Contrairement à d’autres pays africains, le Maroc a privilégié le bilatéral dans ses rapports économiques avec les États-Unis. L’Accord de libre-échange bilatéral avec le pays de l’Oncle Sam, signé en 2004 et entré en vigueur en 2006, incarnait ce choix du Royaume. Mais, vingt ans plus tard, un constat sans détour s’impose : cet accord n’a pas permis de corriger le déséquilibre structurel des échanges entre les deux pays. C’est la conclusion du think tank américain Brookings Institution, formulée dans une analyse signée par deux experts de cet organisme : Zuzana Brixiova Schwidrowski et Etayibtalnam Koudjom.

Selon cette analyse, l’accord Maroc/États-Unis devait faire du Royaume une plateforme régionale, diversifier ses exportations, y attirer l’investissement américain et, partant, stimuler l’emploi dans le pays. Sur le papier, l’architecture de l’accord était complète : biens, services, investissements, propriété intellectuelle. Mais, dans les faits, la dynamique commerciale s’est pratiquement installée à sens unique.

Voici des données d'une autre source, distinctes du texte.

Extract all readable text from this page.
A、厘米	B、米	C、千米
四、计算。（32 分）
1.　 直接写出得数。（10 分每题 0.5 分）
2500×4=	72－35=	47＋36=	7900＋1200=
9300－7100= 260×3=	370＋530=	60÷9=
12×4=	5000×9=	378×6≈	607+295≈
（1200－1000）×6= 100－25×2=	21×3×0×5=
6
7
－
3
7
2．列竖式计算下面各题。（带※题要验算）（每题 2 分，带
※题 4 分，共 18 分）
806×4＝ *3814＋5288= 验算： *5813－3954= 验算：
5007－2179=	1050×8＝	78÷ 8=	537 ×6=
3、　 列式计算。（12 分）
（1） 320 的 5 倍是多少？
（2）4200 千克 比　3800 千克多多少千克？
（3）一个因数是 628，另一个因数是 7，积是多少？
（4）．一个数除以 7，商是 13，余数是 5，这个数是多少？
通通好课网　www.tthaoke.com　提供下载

Le graphique associé à l’analyse de Brookings est, à cet égard, explicite. Depuis la fin des années 1990, et plus encore après l’entrée en vigueur de l’accord, les importations marocaines en provenance des États-Unis progressent rapidement. Les exportations, elles, suivent une trajectoire nettement plus modérée. L’écart ne se résorbe jamais. Il s’élargit.